Старайтесь не использовать этот тип дверной ручки, потому что она рано или поздно упадет. Подойдет любой другой тип штанги для подтягивания двери.
Если у вас нет других средств, вы можете использовать саму дверь, чтобы подтянуться, но не присылайте мне счет, если он сломается (на петлях).Обязательно подкладывайте что-нибудь под свободный край двери, чтобы она не двигалась, и особенно, чтобы свободный угол не висел в воздухе, оказывая давление на петли.
Пара хороших альтернатив дверям, которые с меньшей вероятностью сломают ее, потому что вы используете ее в закрытом состоянии, — это метод простыни и изготовление дверных ручек с откидной крышкой.
ГРУДЬ:
[Горизонтальный жим, уровень 1] Отжимания на наклонной скамье . Сохраняйте прямые позвоночник и ноги, не позволяйте тазу опускаться.Для этого варианта положите руки на поверхность высотой с стол или столешницу, и когда это станет слишком легко, просто переходите на следующий уровень. Вес, который вы здесь перемещаете, примерно соответствует жиму лежа на 35% веса вашего тела.
[Горизонтальный жим, уровень 2] Отжимания на коленях . Вес, который вы здесь перемещаете, примерно соответствует жиму лежа на 50% веса вашего тела. Лягте на пол, выберите удобное положение рук (выберите нижнее положение, в идеале вы хотите растянуть грудные мышцы, но комфортно в плечах и запястьях), отведите плечи назад и вниз, выпрямите грудь, напрягите мышцы. ягодичные мышцы, чтобы бедра не вздувались во время движения, напрягите пресс, чтобы не допустить гиперэкстензию позвоночника во время движения, начните выполнение: взорвитесь, заблокируйте локти, сохраните полсекундное сокращение при попытке сведите руки вместе, опускайтесь с темпом две полных секунды, внизу полностью опустите грудь на пол до такой степени, что руки совсем не толкаются; подождите полсекунды, чтобы избежать отскока, сбросьте настройки, начните следующее повторение.

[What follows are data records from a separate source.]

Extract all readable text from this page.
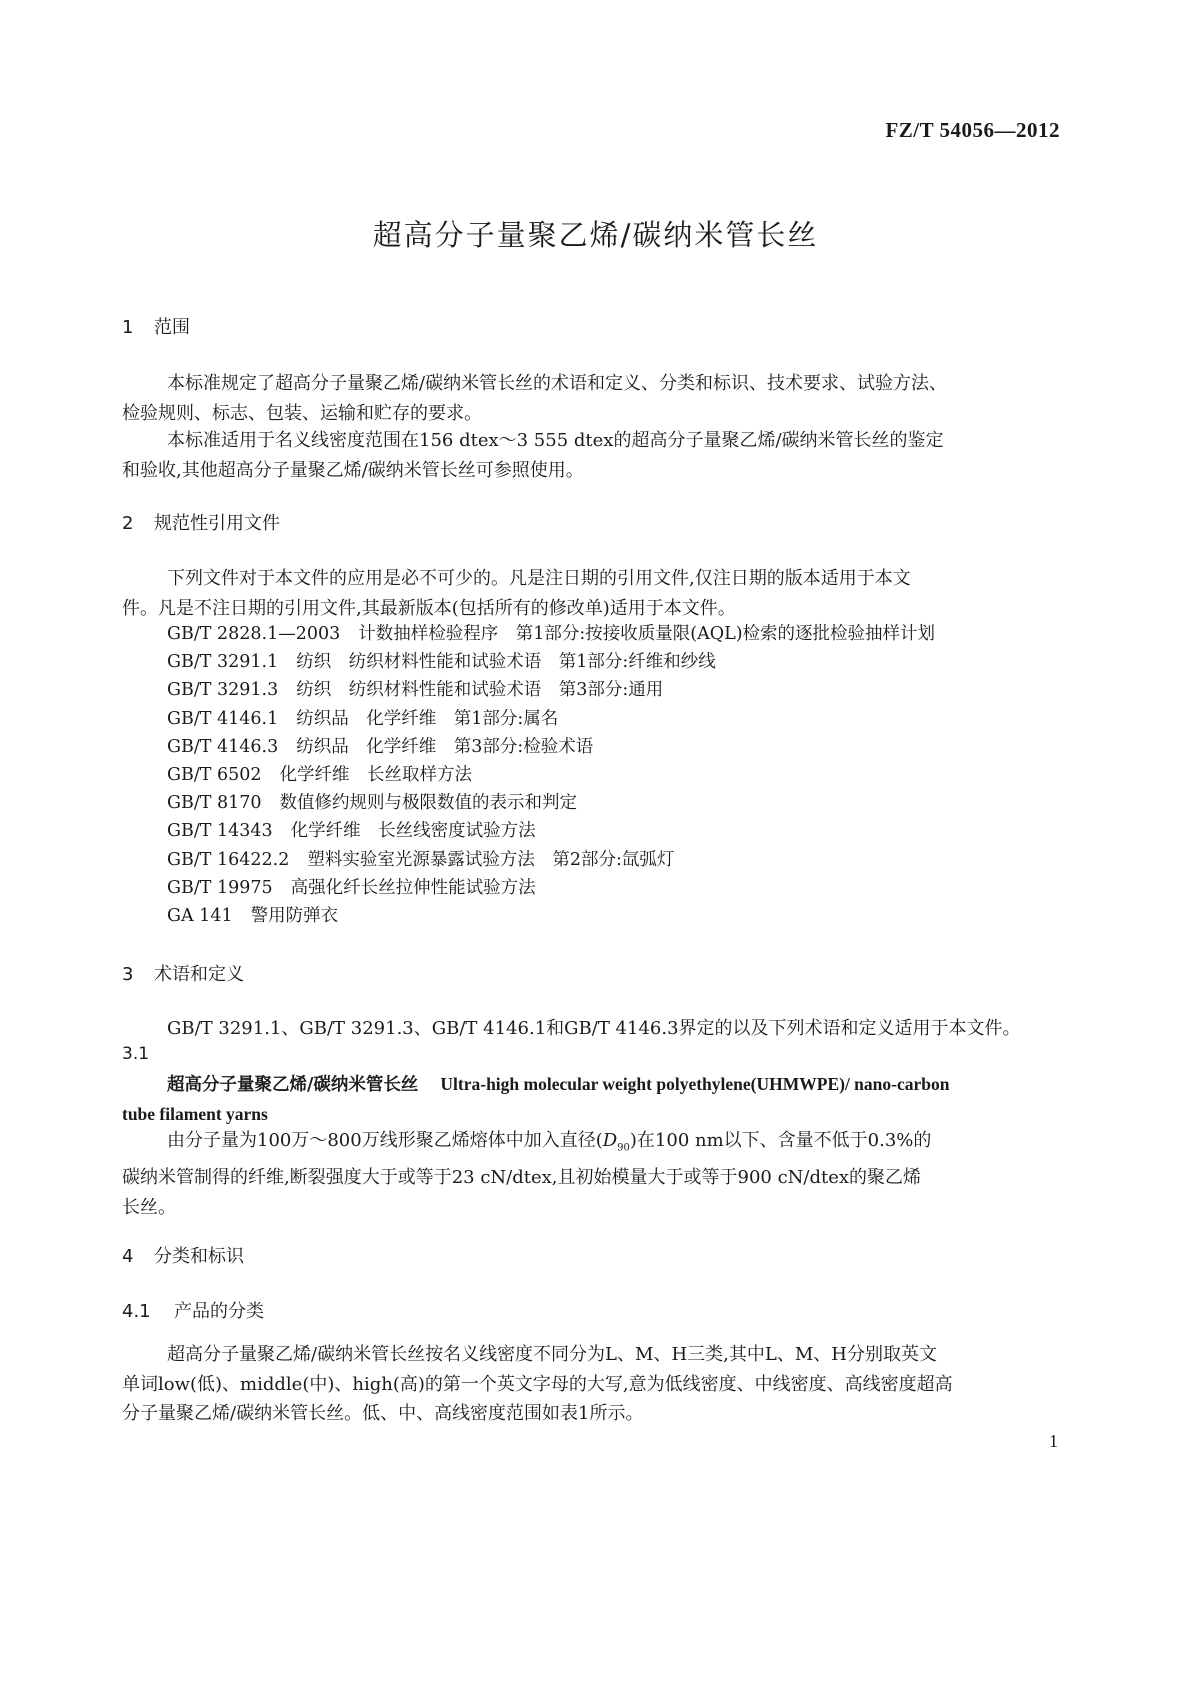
FZ/T 54056—2012
超高分子量聚乙烯/碳纳米管长丝
1 范围
本标准规定了超高分子量聚乙烯/碳纳米管长丝的术语和定义、分类和标识、技术要求、试验方法、
检验规则、标志、包装、运输和贮存的要求。
本标准适用于名义线密度范围在156 dtex～3 555 dtex的超高分子量聚乙烯/碳纳米管长丝的鉴定
和验收,其他超高分子量聚乙烯/碳纳米管长丝可参照使用。
2 规范性引用文件
下列文件对于本文件的应用是必不可少的。凡是注日期的引用文件,仅注日期的版本适用于本文
件。凡是不注日期的引用文件,其最新版本(包括所有的修改单)适用于本文件。
GB/T 2828.1—2003 计数抽样检验程序　第1部分:按接收质量限(AQL)检索的逐批检验抽样计划
GB/T 3291.1 纺织　纺织材料性能和试验术语　第1部分:纤维和纱线
GB/T 3291.3 纺织　纺织材料性能和试验术语　第3部分:通用
GB/T 4146.1 纺织品　化学纤维　第1部分:属名
GB/T 4146.3 纺织品　化学纤维　第3部分:检验术语
GB/T 6502 化学纤维　长丝取样方法
GB/T 8170 数值修约规则与极限数值的表示和判定
GB/T 14343 化学纤维　长丝线密度试验方法
GB/T 16422.2 塑料实验室光源暴露试验方法　第2部分:氙弧灯
GB/T 19975 高强化纤长丝拉伸性能试验方法
GA 141 警用防弹衣
3 术语和定义
GB/T 3291.1、GB/T 3291.3、GB/T 4146.1和GB/T 4146.3界定的以及下列术语和定义适用于本文件。
3.1
超高分子量聚乙烯/碳纳米管长丝 Ultra-high molecular weight polyethylene(UHMWPE)/ nano-carbon
tube filament yarns
由分子量为100万～800万线形聚乙烯熔体中加入直径$(D_{90})$在100 nm以下、含量不低于0.3%的
碳纳米管制得的纤维,断裂强度大于或等于23 cN/dtex,且初始模量大于或等于900 cN/dtex的聚乙烯
长丝。
4 分类和标识
4.1 产品的分类
超高分子量聚乙烯/碳纳米管长丝按名义线密度不同分为L、M、H三类,其中L、M、H分别取英文
单词low(低)、middle(中)、high(高)的第一个英文字母的大写,意为低线密度、中线密度、高线密度超高
分子量聚乙烯/碳纳米管长丝。低、中、高线密度范围如表1所示。
1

[Горизонтальный жим, уровень 3] Отжимания . Вес, который вы здесь перемещаете, примерно соответствует жиму лежа с нагрузкой на 65% вашего тела. Увеличить нагрузку можно с помощью лент. Лягте на пол, выберите удобное положение рук (выберите нижнее положение, в идеале вы хотите растянуть грудные мышцы, но комфортно в плечах и запястьях), отведите плечи назад и вниз, выпрямите грудь, напрягите мышцы. ягодичные мышцы, чтобы бедра не вздувались во время движения, напрягите пресс, чтобы не допустить гиперэкстензию позвоночника во время движения, начните выполнение: взорвитесь, заблокируйте локти, сохраните полсекундное сокращение при попытке сведите руки вместе, опускайтесь с темпом две полных секунды, внизу полностью опустите грудь на пол до такой степени, что руки совсем не толкаются; подождите полсекунды, чтобы избежать отскока, сбросьте настройки, начните следующее повторение.Также посмотрите это видео, чтобы доктор Майк пристыдил вас в надлежащей форме.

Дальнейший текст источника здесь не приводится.